I have no far-reaching wisdom on spirituality. As an ordinary human, I live within the web of attachments. I have no material property to keep me wanting more, all I have is just a few people whom I owe everything for what they are to me. To them, I remain attached.
But, of all the 7 billion people in the world, why is it so that, my mother has to suffer a lot and why I am not able to do much to ease her pain? She is the most wonderful person to me. When I was sick, she felt the pain more than she could endure and worried to the extent that she even fell ill herself, yet she never even mentions what she had gone through.
She started loving me from the time I was developing inside her despite drowsy and sluggish times she had been through. She underwent all kinds of pain to give birth and then let me relied on her milk for my life and nourishment. It is said that the milk is a transformation of mother’s blood and each child drinks 1200 gallons of its mother’s milk. Seven of us had 8400 gallons from her. Today, she looks worn and fatigued not just because of her age but also because of this drain. Parents’ love indeed is boundless and limitless that one can never repay them. My parents had gone out of their ways to give me a healthy life and taught valuable lessons in life. I am only thinking ‘Am I doing enough for them’.

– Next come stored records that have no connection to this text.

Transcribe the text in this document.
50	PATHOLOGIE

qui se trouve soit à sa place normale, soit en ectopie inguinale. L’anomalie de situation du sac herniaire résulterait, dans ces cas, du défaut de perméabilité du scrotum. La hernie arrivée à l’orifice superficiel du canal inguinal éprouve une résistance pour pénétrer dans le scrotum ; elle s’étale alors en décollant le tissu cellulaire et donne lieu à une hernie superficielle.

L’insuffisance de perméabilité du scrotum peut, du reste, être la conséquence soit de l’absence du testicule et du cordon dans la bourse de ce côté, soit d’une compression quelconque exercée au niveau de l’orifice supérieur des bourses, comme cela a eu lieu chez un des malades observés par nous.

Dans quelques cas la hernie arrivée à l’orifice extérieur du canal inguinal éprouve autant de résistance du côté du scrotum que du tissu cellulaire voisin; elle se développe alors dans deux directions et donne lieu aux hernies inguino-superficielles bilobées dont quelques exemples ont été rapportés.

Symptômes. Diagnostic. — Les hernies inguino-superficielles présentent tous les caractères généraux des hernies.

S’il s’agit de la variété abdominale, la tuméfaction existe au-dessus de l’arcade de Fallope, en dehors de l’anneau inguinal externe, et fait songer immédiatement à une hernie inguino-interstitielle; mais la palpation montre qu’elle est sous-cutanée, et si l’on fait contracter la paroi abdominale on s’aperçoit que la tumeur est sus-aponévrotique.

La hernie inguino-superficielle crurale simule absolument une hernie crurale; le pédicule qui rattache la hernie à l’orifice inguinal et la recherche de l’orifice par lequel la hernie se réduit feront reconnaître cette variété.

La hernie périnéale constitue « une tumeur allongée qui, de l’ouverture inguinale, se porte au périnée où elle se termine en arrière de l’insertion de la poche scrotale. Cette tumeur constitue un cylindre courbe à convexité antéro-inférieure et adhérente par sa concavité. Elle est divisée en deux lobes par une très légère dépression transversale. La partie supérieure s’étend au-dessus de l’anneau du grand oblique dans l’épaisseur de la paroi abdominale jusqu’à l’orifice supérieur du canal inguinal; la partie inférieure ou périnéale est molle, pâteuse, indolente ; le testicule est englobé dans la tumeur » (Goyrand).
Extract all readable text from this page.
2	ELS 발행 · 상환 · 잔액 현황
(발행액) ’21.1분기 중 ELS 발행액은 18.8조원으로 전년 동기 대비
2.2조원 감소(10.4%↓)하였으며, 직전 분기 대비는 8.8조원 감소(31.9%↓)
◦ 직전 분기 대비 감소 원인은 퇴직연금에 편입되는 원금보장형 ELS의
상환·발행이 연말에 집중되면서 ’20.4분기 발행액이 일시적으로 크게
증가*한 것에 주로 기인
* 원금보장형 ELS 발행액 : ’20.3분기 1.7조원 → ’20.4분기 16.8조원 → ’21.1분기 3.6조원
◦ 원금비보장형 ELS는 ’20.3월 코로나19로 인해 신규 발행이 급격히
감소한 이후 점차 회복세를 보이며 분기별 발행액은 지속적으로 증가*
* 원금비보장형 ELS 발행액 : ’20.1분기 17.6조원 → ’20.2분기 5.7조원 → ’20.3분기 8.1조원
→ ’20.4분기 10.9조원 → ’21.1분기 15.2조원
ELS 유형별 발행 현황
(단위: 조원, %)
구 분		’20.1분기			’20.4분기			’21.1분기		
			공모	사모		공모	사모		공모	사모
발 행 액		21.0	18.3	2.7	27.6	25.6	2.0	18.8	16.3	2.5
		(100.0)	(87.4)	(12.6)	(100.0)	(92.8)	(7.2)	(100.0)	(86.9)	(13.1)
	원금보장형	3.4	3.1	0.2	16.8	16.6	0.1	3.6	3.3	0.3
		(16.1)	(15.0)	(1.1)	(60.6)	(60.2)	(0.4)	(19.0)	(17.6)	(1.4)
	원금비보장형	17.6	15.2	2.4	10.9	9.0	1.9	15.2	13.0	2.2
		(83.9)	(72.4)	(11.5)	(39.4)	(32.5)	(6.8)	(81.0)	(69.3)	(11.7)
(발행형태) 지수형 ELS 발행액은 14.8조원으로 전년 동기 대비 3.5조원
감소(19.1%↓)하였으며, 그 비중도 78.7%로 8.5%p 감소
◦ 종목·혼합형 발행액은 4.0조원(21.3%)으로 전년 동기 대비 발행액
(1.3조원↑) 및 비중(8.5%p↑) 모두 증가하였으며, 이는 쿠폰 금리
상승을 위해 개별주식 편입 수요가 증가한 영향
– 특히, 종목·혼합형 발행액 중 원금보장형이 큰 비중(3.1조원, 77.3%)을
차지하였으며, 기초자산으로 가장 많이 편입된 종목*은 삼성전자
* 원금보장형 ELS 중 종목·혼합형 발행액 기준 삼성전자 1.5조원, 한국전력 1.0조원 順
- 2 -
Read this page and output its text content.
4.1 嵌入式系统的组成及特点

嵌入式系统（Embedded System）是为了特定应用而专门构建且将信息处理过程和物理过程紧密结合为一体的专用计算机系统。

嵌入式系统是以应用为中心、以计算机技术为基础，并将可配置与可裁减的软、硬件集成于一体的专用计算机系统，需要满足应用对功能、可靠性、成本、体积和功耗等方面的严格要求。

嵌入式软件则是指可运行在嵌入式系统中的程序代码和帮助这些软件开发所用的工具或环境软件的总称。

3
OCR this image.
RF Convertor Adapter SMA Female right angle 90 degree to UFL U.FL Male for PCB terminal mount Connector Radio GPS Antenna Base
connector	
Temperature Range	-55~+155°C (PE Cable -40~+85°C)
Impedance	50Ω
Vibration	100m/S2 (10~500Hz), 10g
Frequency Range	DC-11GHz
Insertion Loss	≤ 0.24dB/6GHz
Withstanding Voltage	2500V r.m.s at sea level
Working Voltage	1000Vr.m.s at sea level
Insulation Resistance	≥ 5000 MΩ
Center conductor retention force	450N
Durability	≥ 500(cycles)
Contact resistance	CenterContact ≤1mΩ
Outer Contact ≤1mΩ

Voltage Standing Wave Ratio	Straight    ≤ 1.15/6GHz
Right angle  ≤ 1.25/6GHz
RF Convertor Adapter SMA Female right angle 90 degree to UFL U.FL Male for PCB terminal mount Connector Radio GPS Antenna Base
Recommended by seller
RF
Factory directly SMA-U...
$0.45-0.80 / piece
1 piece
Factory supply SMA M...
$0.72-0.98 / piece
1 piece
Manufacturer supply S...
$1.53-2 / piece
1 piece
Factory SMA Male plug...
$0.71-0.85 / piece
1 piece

Oh! The god of longevity, please grant the epitome of longevity to my bedridden mother. I would not mind for not having more. Please ..., let me continue to posses what I have. I am just an ordinary being and it is not easy for me to let go my attachments in a very casual way though I know all good things must come to an end. Now is not the time for parting.
Sitting helplessly beside the bed where she lays confined, it is really a nerve breaking.